Esta análise ocorreu por meio da busca do Nó ‘metodologia’ e foram codificados 164 (cento e sessenta e quatro) artigos com 197 (cento e noventa e sete) referências. Isto ocorreu porque em alguns casos, no mesmo artigo o autor declarava o uso de métodos diferentes. Outra consideração é o fato de não estar explícito a declaração do uso do método. Isto explica o fato de não ter os 191 (cento e noventa e um) artigos codificados. Assim, alguns aspectos que chamaram a atenção desta autora foram para os seguintes trechos selecionados:

O artigo em questão trata de um estudo de caso, baseado em uma pesquisa-ação com busca bibliográfica realizada em autores nacionais e internacionais com publicações em periódicos, congressos e livros e na aplicação do modelo proposto por Mânica e Favaretto(MÂNICA, KOVALESKI e BRAGUINI JUNIOR, 2010).

Outro fragmento de texto sobre o método utilizado na pesquisa.

O estudo de caso foi utilizado como base deste trabalho. Yin (2001) define o estudo de caso como uma estratégia de pesquisa que busca examinar um fenômeno contemporâneo dentro do seu contexto ... O presente estudo também utilizou a metodologia da pesquisa-ação que se caracteriza, de acordo com Thiollent (1985), em um tipo de pesquisa onde ocorre a participação e uma forma de ação planejada de caráter social, educacional, técnico ou outro e onde há uma interação ampla e explícita entre pesquisadores e pessoas implicadas na situação investigada (TREVISAN, et al., 2008).

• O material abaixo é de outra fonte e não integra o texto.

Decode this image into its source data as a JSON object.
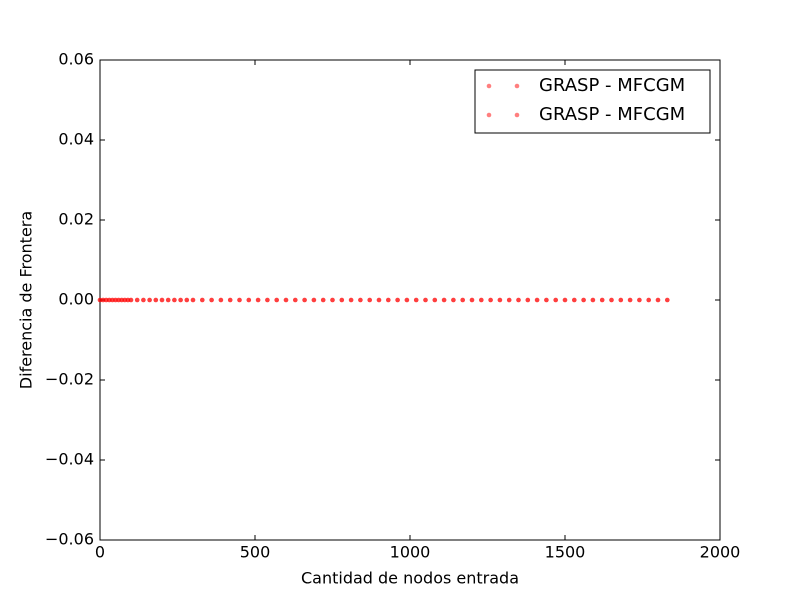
{
  "chart_data": {
    "type": "scatter",
    "x_label": "Cantidad de nodos entrada",
    "y_label": "Diferencia de Frontera",
    "x": [
      0,
      10,
      20,
      30,
      40,
      50,
      60,
      70,
      80,
      90,
      100,
      120,
      140,
      160,
      180,
      200,
      220,
      240,
      260,
      280,
      300,
      330,
      360,
      390,
      420,
      450,
      480,
      510,
      540,
      570,
      600,
      630,
      660,
      690,
      720,
      750,
      780,
      810,
      840,
      870,
      900,
      930,
      960,
      990,
      1020,
      1050,
      1080,
      1110,
      1140,
      1170,
      1200,
      1230,
      1260,
      1290,
      1320,
      1350,
      1380,
      1410,
      1440,
      1470,
      1500,
      1530,
      1560,
      1590,
      1620,
      1650,
      1680,
      1710,
      1740,
      1770,
      1800,
      1830
    ],
    "series": [
      {
        "name": "GRASP - MFCGM",
        "color": "#ff0000",
        "values": [
          0,
          0,
          0,
          0,
          0,
          0,
          0,
          0,
          0,
          0,
          0,
          0,
          0,
          0,
          0,
          0,
          0,
          0,
          0,
          0,
          0,
          0,
          0,
          0,
          0,
          0,
          0,
          0,
          0,
          0,
          0,
          0,
          0,
          0,
          0,
          0,
          0,
          0,
          0,
          0,
          0,
          0,
          0,
          0,
          0,
          0,
          0,
          0,
          0,
          0,
          0,
          0,
          0,
          0,
          0,
          0,
          0,
          0,
          0,
          0,
          0,
          0,
          0,
          0,
          0,
          0,
          0,
          0,
          0,
          0,
          0,
          0
        ]
      },
      {
        "name": "GRASP - MFCGM",
        "color": "#ff0000",
        "values": [
          0,
          0,
          0,
          0,
          0,
          0,
          0,
          0,
          0,
          0,
          0,
          0,
          0,
          0,
          0,
          0,
          0,
          0,
          0,
          0,
          0,
          0,
          0,
          0,
          0,
          0,
          0,
          0,
          0,
          0,
          0,
          0,
          0,
          0,
          0,
          0,
          0,
          0,
          0,
          0,
          0,
          0,
          0,
          0,
          0,
          0,
          0,
          0,
          0,
          0,
          0,
          0,
          0,
          0,
          0,
          0,
          0,
          0,
          0,
          0,
          0,
          0,
          0,
          0,
          0,
          0,
          0,
          0,
          0,
          0,
          0,
          0
        ]
      }
    ],
    "xlim": [
      0,
      2000
    ],
    "xticks": [
      0,
      500,
      1000,
      1500,
      2000
    ],
    "ylim": [
      -0.06,
      0.06
    ],
    "yticks": [
      {
        "value": -0.06,
        "label": "−0.06"
      },
      {
        "value": -0.04,
        "label": "−0.04"
      },
      {
        "value": -0.02,
        "label": "−0.02"
      },
      {
        "value": 0,
        "label": "0.00"
      },
      0.02,
      0.04,
      0.06
    ],
    "legend": "upper right",
    "grid": false
  }
}
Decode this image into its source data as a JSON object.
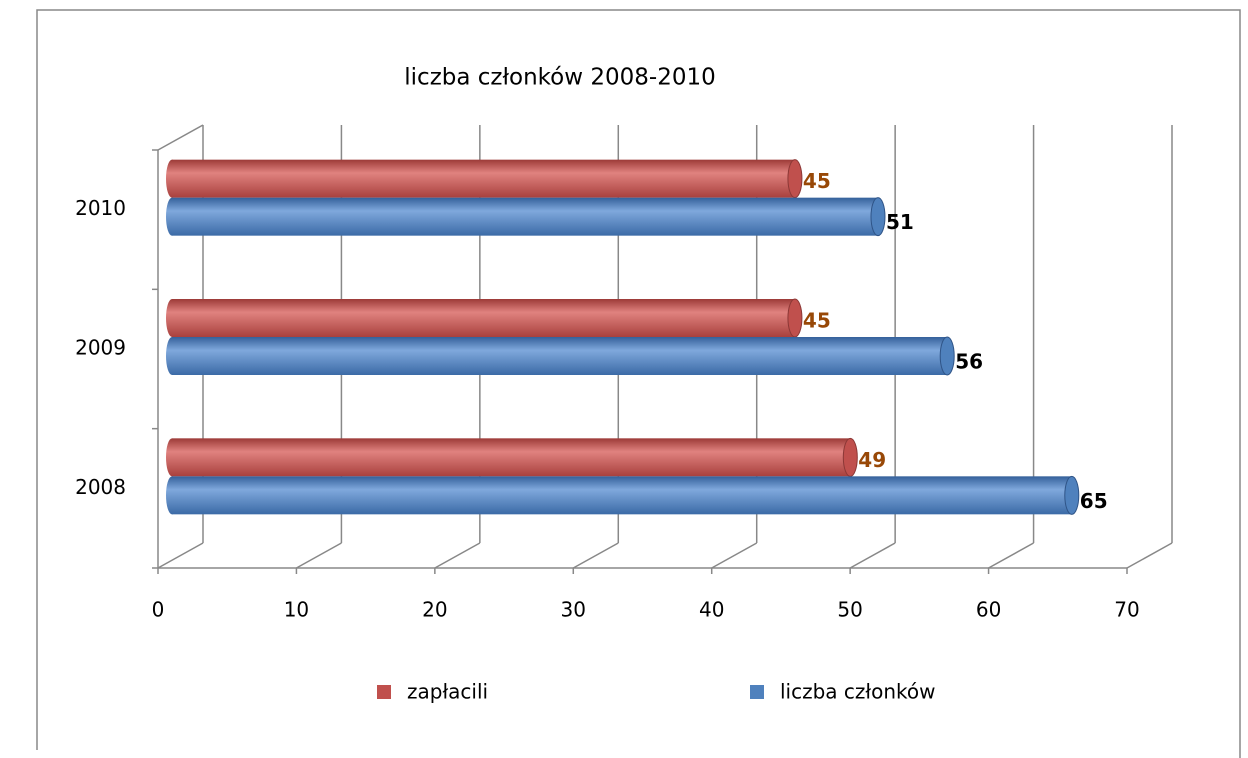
{
  "chart_data": {
    "type": "bar",
    "orientation": "horizontal",
    "title": "liczba członków 2008-2010",
    "categories": [
      "2008",
      "2009",
      "2010"
    ],
    "series": [
      {
        "name": "zapłacili",
        "color": "#c0504d",
        "values": [
          49,
          45,
          45
        ]
      },
      {
        "name": "liczba członków",
        "color": "#4f81bd",
        "values": [
          65,
          56,
          51
        ]
      }
    ],
    "xlim": [
      0,
      70
    ],
    "xticks": [
      0,
      10,
      20,
      30,
      40,
      50,
      60,
      70
    ],
    "grid": true,
    "legend": "bottom"
  }
}
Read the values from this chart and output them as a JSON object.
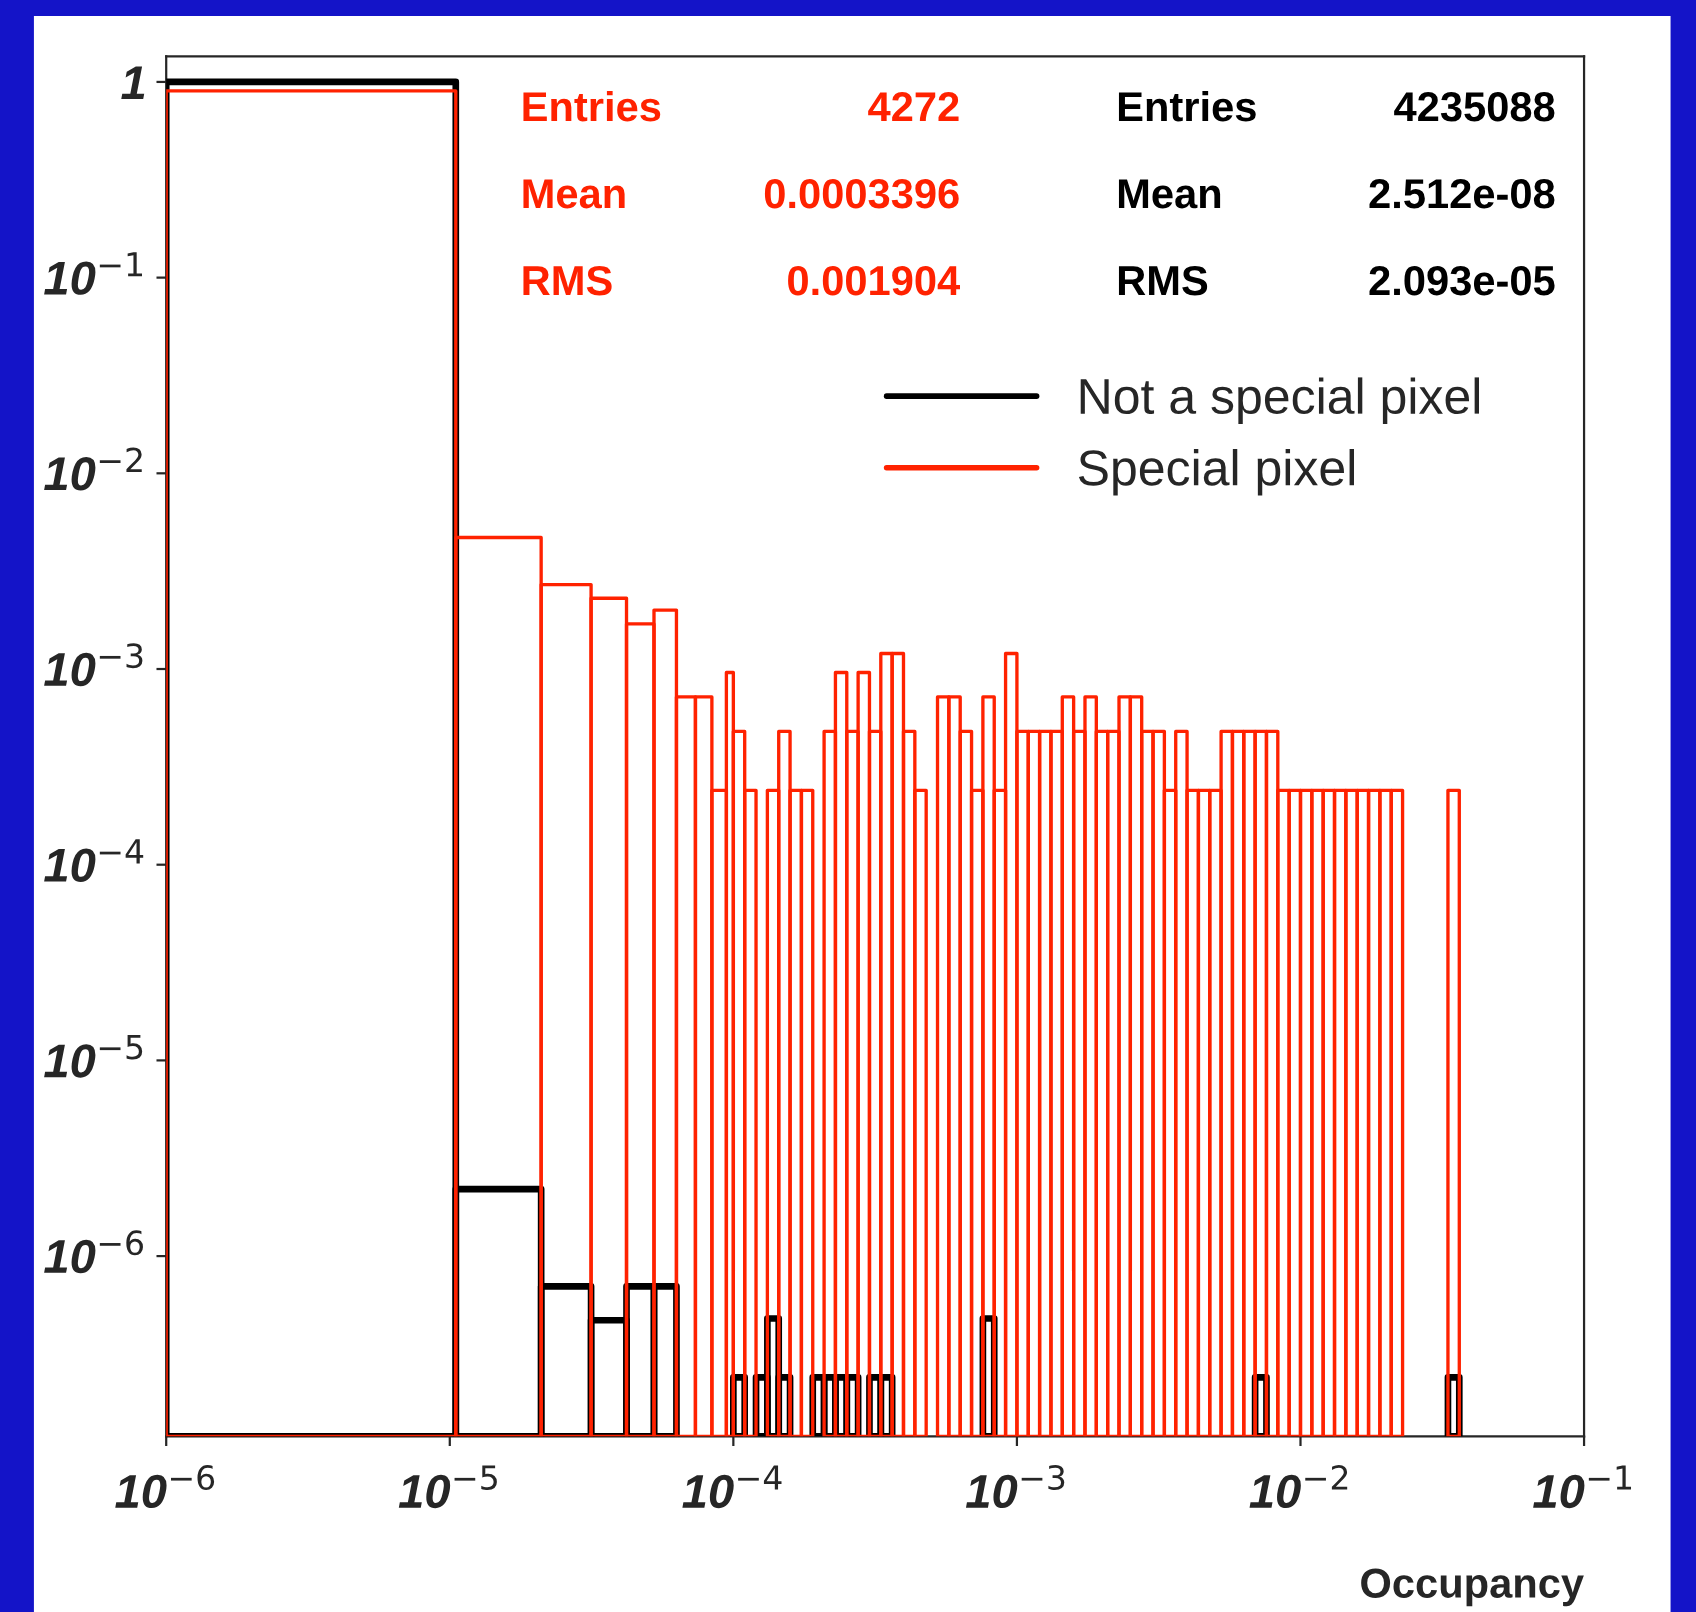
{
  "chart_data": {
    "type": "histogram",
    "xlabel": "Occupancy",
    "log": "xy",
    "grid": false,
    "legend": "top right",
    "xlim": [
      1e-06,
      0.1
    ],
    "ylim": [
      1.2e-07,
      1.35
    ],
    "xticks": [
      {
        "value": 1e-06,
        "label": "10$^{−6}$"
      },
      {
        "value": 1e-05,
        "label": "10$^{−5}$"
      },
      {
        "value": 0.0001,
        "label": "10$^{−4}$"
      },
      {
        "value": 0.001,
        "label": "10$^{−3}$"
      },
      {
        "value": 0.01,
        "label": "10$^{−2}$"
      },
      {
        "value": 0.1,
        "label": "10$^{−1}$"
      }
    ],
    "yticks": [
      {
        "value": 1e-06,
        "label": "10$^{−6}$"
      },
      {
        "value": 1e-05,
        "label": "10$^{−5}$"
      },
      {
        "value": 0.0001,
        "label": "10$^{−4}$"
      },
      {
        "value": 0.001,
        "label": "10$^{−3}$"
      },
      {
        "value": 0.01,
        "label": "10$^{−2}$"
      },
      {
        "value": 0.1,
        "label": "10$^{−1}$"
      },
      1
    ],
    "bins": [
      1e-06,
      1.05e-05,
      2.1e-05,
      3.15e-05,
      4.2e-05,
      5.25e-05,
      6.3e-05,
      7.35e-05,
      8.4e-05,
      9.45e-05,
      0.0001,
      0.000109648,
      0.000120226,
      0.000131826,
      0.000144544,
      0.000158489,
      0.00017378,
      0.000190546,
      0.00020893,
      0.000229087,
      0.000251189,
      0.00027542,
      0.000301995,
      0.000331131,
      0.000363078,
      0.000398107,
      0.000436516,
      0.00047863,
      0.000524807,
      0.00057544,
      0.000630957,
      0.000691831,
      0.000758578,
      0.000831764,
      0.000912011,
      0.001,
      0.00109648,
      0.00120226,
      0.00131826,
      0.00144544,
      0.00158489,
      0.0017378,
      0.00190546,
      0.0020893,
      0.00229087,
      0.00251189,
      0.0027542,
      0.00301995,
      0.00331131,
      0.00363078,
      0.00398107,
      0.00436516,
      0.0047863,
      0.00524807,
      0.0057544,
      0.00630957,
      0.00691831,
      0.00758578,
      0.00831764,
      0.00912011,
      0.01,
      0.0109648,
      0.0120226,
      0.0131826,
      0.0144544,
      0.0158489,
      0.017378,
      0.0190546,
      0.020893,
      0.0229087,
      0.0331131,
      0.0363078
    ],
    "series": [
      {
        "name": "Not a special pixel",
        "color": "#000000",
        "values": [
          1,
          2.2e-06,
          7e-07,
          4.7e-07,
          7e-07,
          7e-07,
          null,
          null,
          null,
          null,
          2.4e-07,
          null,
          2.4e-07,
          4.8e-07,
          2.4e-07,
          null,
          null,
          2.4e-07,
          2.4e-07,
          2.4e-07,
          2.4e-07,
          null,
          2.4e-07,
          2.4e-07,
          null,
          null,
          null,
          null,
          null,
          null,
          null,
          null,
          4.8e-07,
          null,
          null,
          null,
          null,
          null,
          null,
          null,
          null,
          null,
          null,
          null,
          null,
          null,
          null,
          null,
          null,
          null,
          null,
          null,
          null,
          null,
          null,
          null,
          2.4e-07,
          null,
          null,
          null,
          null,
          null,
          null,
          null,
          null,
          null,
          null,
          null,
          null,
          null,
          2.4e-07
        ]
      },
      {
        "name": "Special pixel",
        "color": "#ff2200",
        "values": [
          0.9,
          0.0047,
          0.0027,
          0.0023,
          0.0017,
          0.002,
          0.00072,
          0.00072,
          0.00024,
          0.00096,
          0.00048,
          0.00024,
          null,
          0.00024,
          0.00048,
          0.00024,
          0.00024,
          null,
          0.00048,
          0.00096,
          0.00048,
          0.00096,
          0.00048,
          0.0012,
          0.0012,
          0.00048,
          0.00024,
          null,
          0.00072,
          0.00072,
          0.00048,
          0.00024,
          0.00072,
          0.00024,
          0.0012,
          0.00048,
          0.00048,
          0.00048,
          0.00048,
          0.00072,
          0.00048,
          0.00072,
          0.00048,
          0.00048,
          0.00072,
          0.00072,
          0.00048,
          0.00048,
          0.00024,
          0.00048,
          0.00024,
          0.00024,
          0.00024,
          0.00048,
          0.00048,
          0.00048,
          0.00048,
          0.00048,
          0.00024,
          0.00024,
          0.00024,
          0.00024,
          0.00024,
          0.00024,
          0.00024,
          0.00024,
          0.00024,
          0.00024,
          0.00024,
          null,
          0.00024
        ]
      }
    ],
    "annotations": [
      "Entries",
      "4272",
      "Mean",
      "0.0003396",
      "RMS",
      "0.001904",
      "Entries",
      "4235088",
      "Mean",
      "2.512e-08",
      "RMS",
      "2.093e-05"
    ]
  }
}
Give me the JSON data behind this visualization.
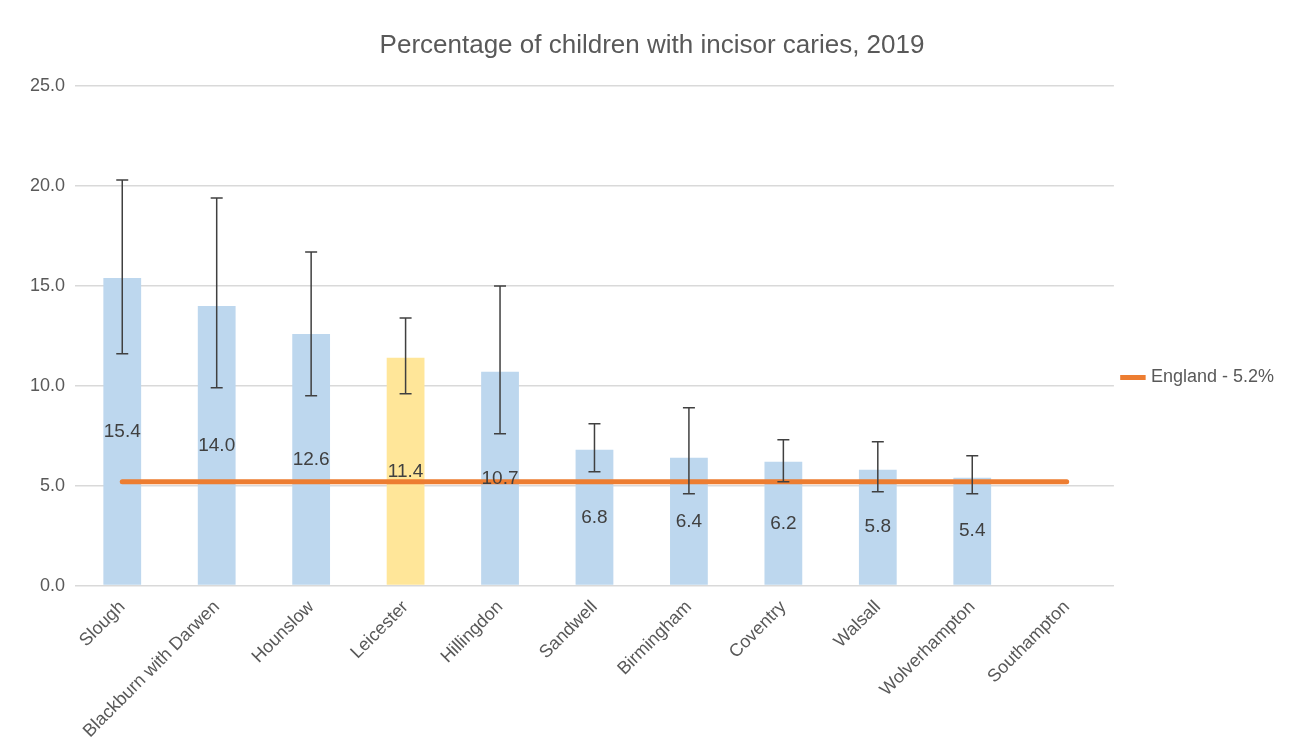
{
  "chart_data": {
    "type": "bar",
    "title": "Percentage of children with incisor caries, 2019",
    "categories": [
      "Slough",
      "Blackburn with Darwen",
      "Hounslow",
      "Leicester",
      "Hillingdon",
      "Sandwell",
      "Birmingham",
      "Coventry",
      "Walsall",
      "Wolverhampton",
      "Southampton"
    ],
    "series": [
      {
        "colors": [
          "#bdd7ee",
          "#bdd7ee",
          "#bdd7ee",
          "#ffe699",
          "#bdd7ee",
          "#bdd7ee",
          "#bdd7ee",
          "#bdd7ee",
          "#bdd7ee",
          "#bdd7ee",
          "#bdd7ee"
        ],
        "values": [
          15.4,
          14.0,
          12.6,
          11.4,
          10.7,
          6.8,
          6.4,
          6.2,
          5.8,
          5.4,
          null
        ],
        "value_labels": [
          "15.4",
          "14.0",
          "12.6",
          "11.4",
          "10.7",
          "6.8",
          "6.4",
          "6.2",
          "5.8",
          "5.4",
          null
        ],
        "errors": [
          [
            11.6,
            20.3
          ],
          [
            9.9,
            19.4
          ],
          [
            9.5,
            16.7
          ],
          [
            9.6,
            13.4
          ],
          [
            7.6,
            15.0
          ],
          [
            5.7,
            8.1
          ],
          [
            4.6,
            8.9
          ],
          [
            5.2,
            7.3
          ],
          [
            4.7,
            7.2
          ],
          [
            4.6,
            6.5
          ],
          null
        ]
      },
      {
        "type": "line",
        "name": "England - 5.2%",
        "color": "#ed7d31",
        "values": [
          5.2,
          5.2,
          5.2,
          5.2,
          5.2,
          5.2,
          5.2,
          5.2,
          5.2,
          5.2,
          5.2
        ]
      }
    ],
    "ylim": [
      0,
      25
    ],
    "yticks": [
      {
        "value": 0,
        "label": "0.0"
      },
      {
        "value": 5,
        "label": "5.0"
      },
      {
        "value": 10,
        "label": "10.0"
      },
      {
        "value": 15,
        "label": "15.0"
      },
      {
        "value": 20,
        "label": "20.0"
      },
      {
        "value": 25,
        "label": "25.0"
      }
    ],
    "grid": "y",
    "legend": "right",
    "marker": "none",
    "line_style": "solid"
  }
}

E por fim, um terceiro exemplo.

Para verificar a aplicabilidade do modelo foi realizada uma pesquisa-ação, uma variante do estudo de caso, com a diferença que no estudo de caso o observador é independente não interfere nos eventos ou dados observados, já na pesquisa –ação, o observador é participante da implementação de um sistema (Westbrook,1994) (PRANCIC e TURRIONI, 2002)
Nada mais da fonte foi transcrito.